Power Plant Shines Light on High Hopes, Setbacks

Special to The Times

The gleaming silver spires and wires of the Al Quds power station just outside Baghdad represent what U.S. officials point to as Iraq’s future.

The station has been the focus of an intense rehabilitation and expansion project -- including the construction of an additional six turbines that, when completed, will add 422 megawatts of power to Iraq’s overburdened electrical grid.

Every extra megawatt is badly needed. The United Nations has estimated that daily production capacity had dwindled to 4,400 megawatts in the final year of Saddam Hussein’s regime. After the U.S. invasion of Iraq, sabotage has wreaked havoc on the power grid. Although many Baghdad residents say they haven’t noticed much improvement, Coalition Provisional Authority officials said this month that the national power supply had improved by as much as 10% from the Hussein era.


But a visit to the station also shines a light on the miscommunication and lack of follow-up that have hampered coalition efforts to rebuild Iraq’s battered infrastructure. According to engineers at the plant, millions in U.S. development dollars were spent to convert the two original turbines to burn crude oil in addition to diesel fuel.

The conversion would have improved fuel economy and enabled the plant to use oil pumped from a neighboring refinery. But the plan faltered almost immediately, the facility’s staff said, thwarted by a lack of spare parts and maintenance. Despite the rehabilitation, the turbines continue to burn diesel.

U.S. officials defend the investment and say everything has worked fine. Officials acknowledge, however, that they’re scrambling to meet demand. In the post-Hussein era, consumers are rushing to buy satellite dishes and home appliances.

“We’re chasing a target that’s always a little faster than us,” said a CPA power sector official.

The Quds project is meant to be a major factor in filling that demand.
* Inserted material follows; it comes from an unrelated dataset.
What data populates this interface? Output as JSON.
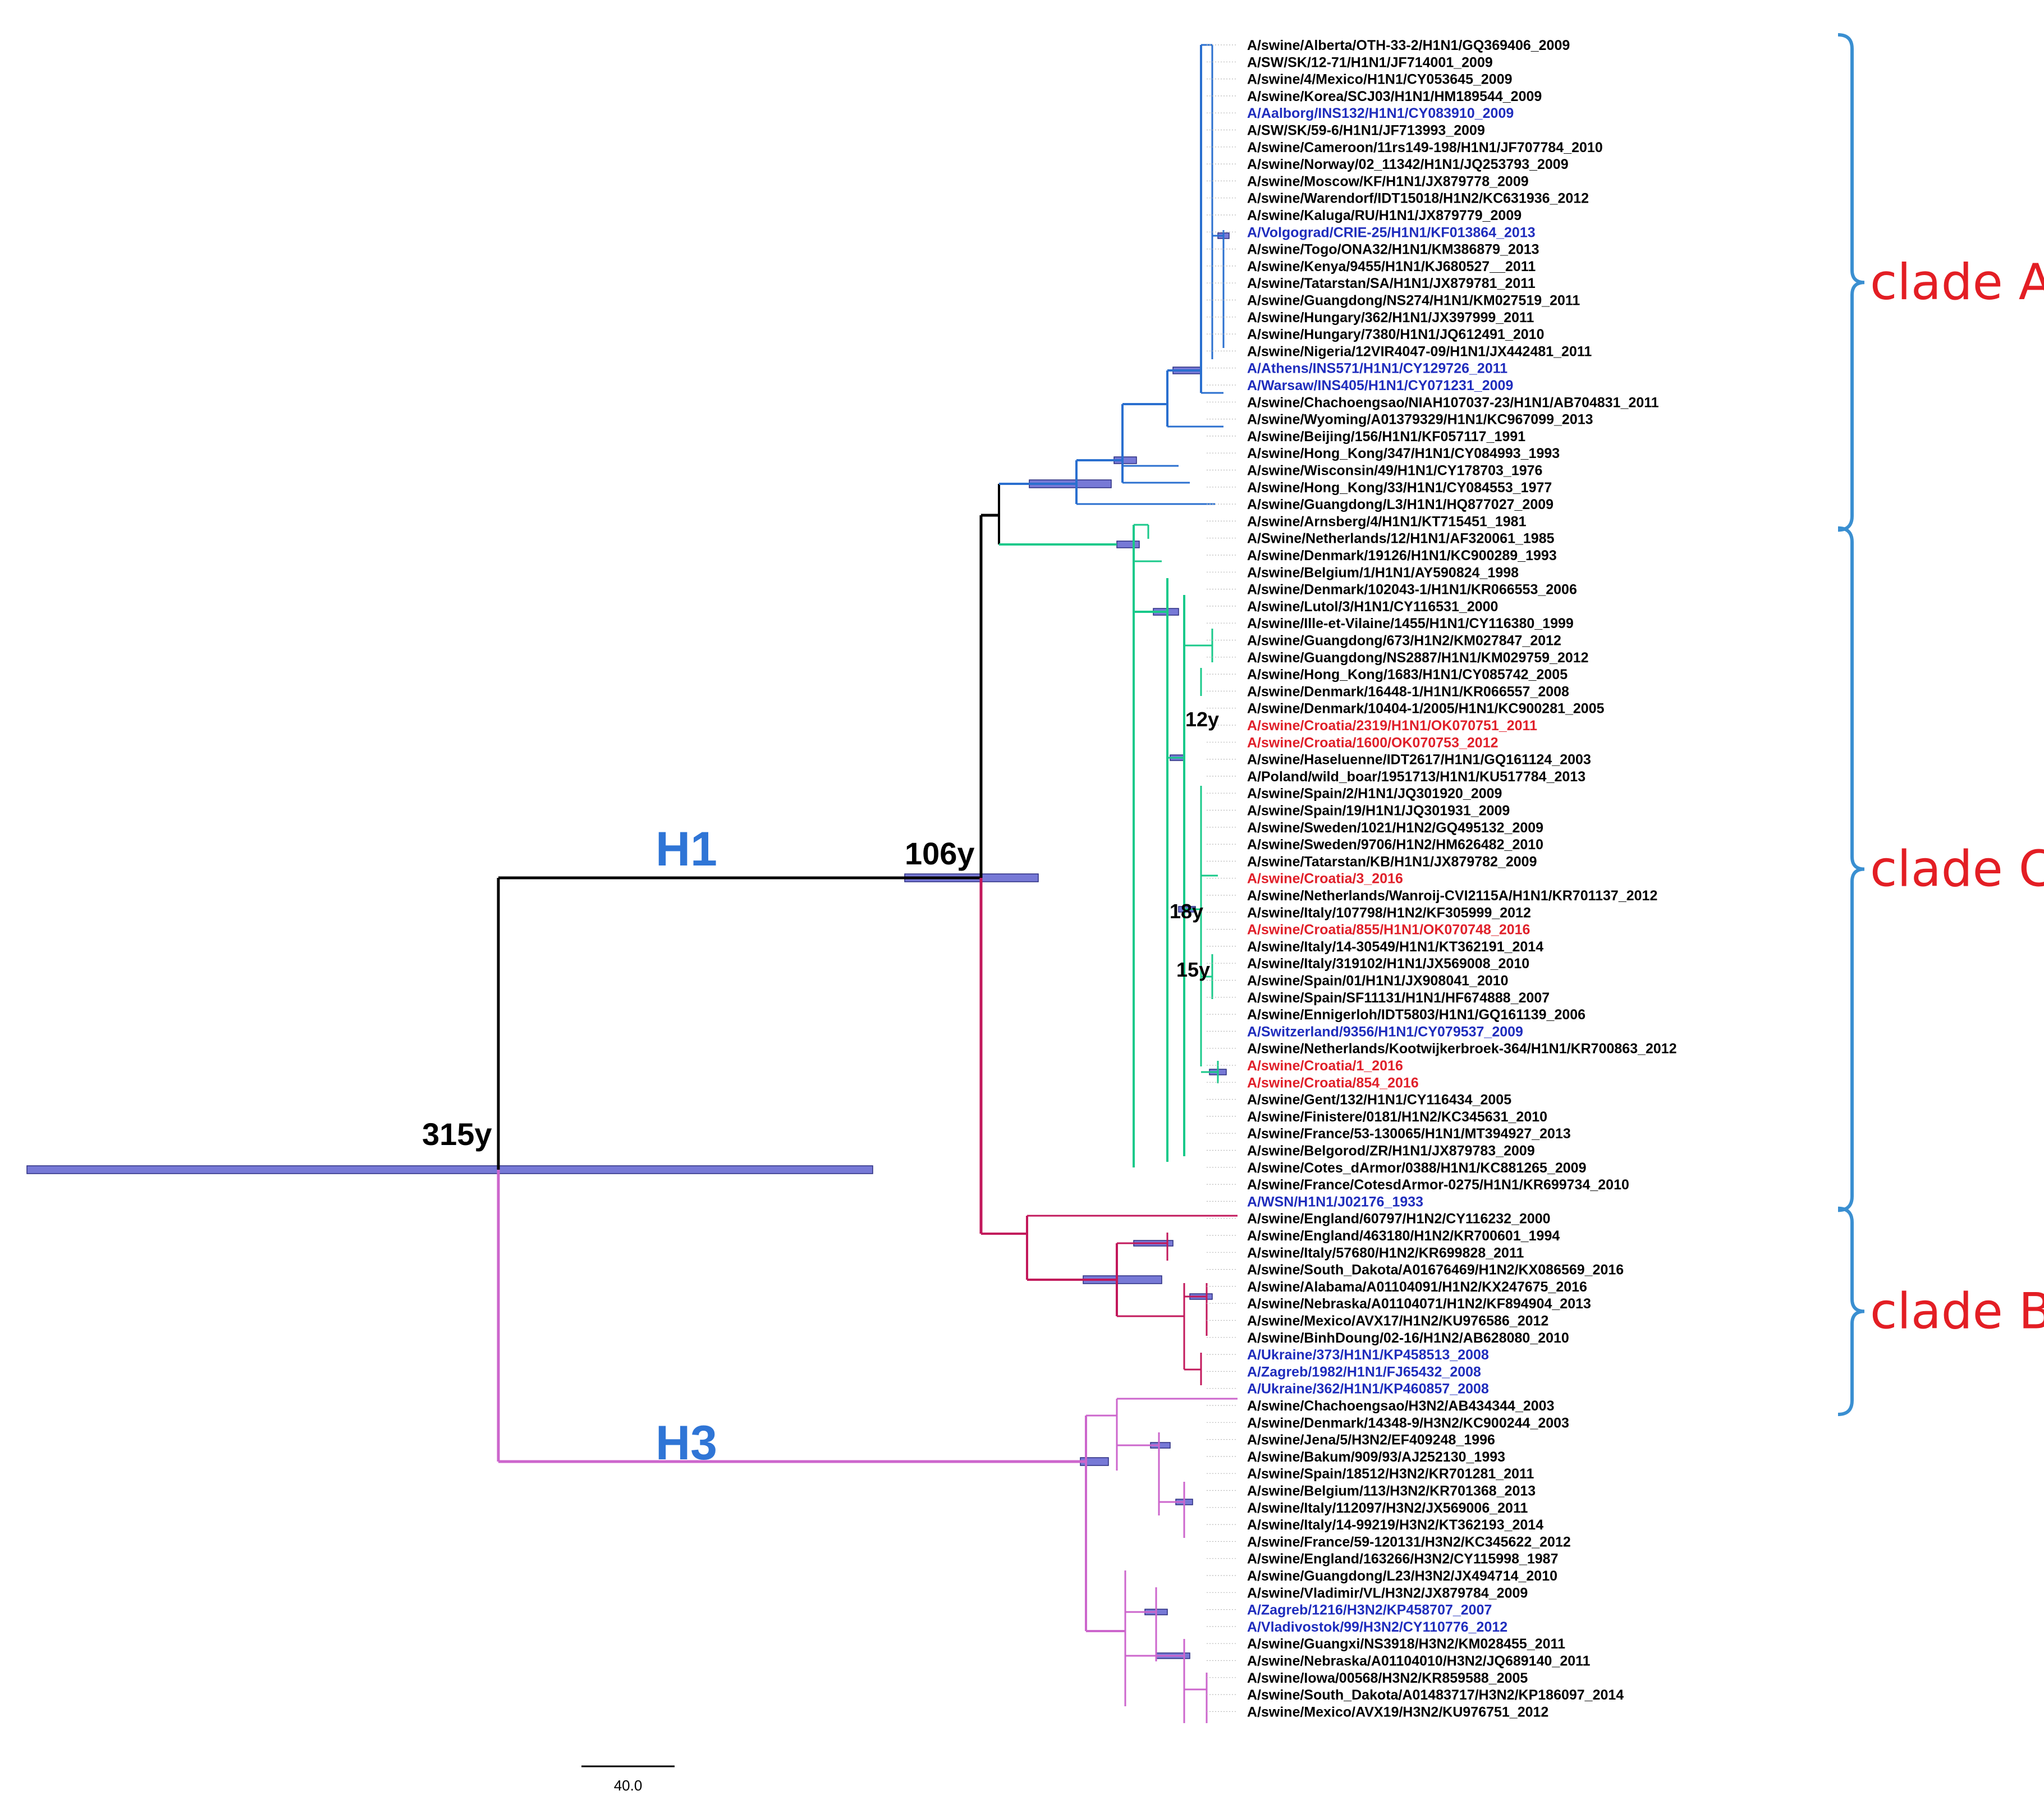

The station, built in 2001, was in relatively good shape after last year’s war to oust Hussein’s government.

The U.S. Agency for International Development spent $3 million to refurbish the two existing 125-megawatt turbines, and the Army Corps of Engineers is overseeing the construction of the six new turbines. The first of those new generators, which is expected to start producing power in a few weeks, was the subject of a ribbon-cutting ceremony Saturday attended by interim Prime Minister Iyad Allawi and Electricity Minister Ayham Sameraei.


“This is a gift from the American people to the Iraqi people,” Allawi said. “It’s an important step in the reconstruction of Iraq.” The other five new turbines are scheduled to come online by the end of August.

But the original two turbines and their USAID-funded conversion remain a subject of confusion. Plant engineers told reporters Saturday that the expensive refitting to equip the turbines for crude oil never really came to fruition. Crude oil is cheaper and more plentiful than diesel fuel -- and easily accessible via pipeline from the nearby refinery. But the engineers said that crude oil required greater maintenance and a steady replacement of parts.

Those spare parts are in short supply, and the responsibility for providing them has apparently fallen into the gap between USAID and the soon-to-be-sovereign Electricity Ministry.

USAID officials maintained that the turbines had been ready to burn crude since February but said diesel fuel was being used during the summer months because it produced more power. “We need every megawatt we can get to meet the demand,” a USAID spokeswoman said. “In the autumn, it’s more logical to turn to crude.”

But plant workers said it was doubtful the plant would shift to crude oil as long as the spare parts for the turbines were in short supply.

“We did our end of the deal,” said the USAID spokeswoman, who said a USAID engineer remained on site at the plant to monitor the two original turbines. “We didn’t just do the work and leave them behind.”


Meanwhile, plant and ministry officials offered conflicting versions of just when the turbines might be able to make use of the plentiful supply of crude.

Sameraei, the Electricity minister, shrugged off questions about the spare parts, saying, “I expect within three to six months to have many of these problems ironed out.”

Waleed Salman, the plant manager, offered a more optimistic assessment, estimating that the plant could begin burning crude within three days. But, he added, a “special situation” made it preferable to use diesel.

“It’s very technical,” he said. “I couldn’t explain it to you.”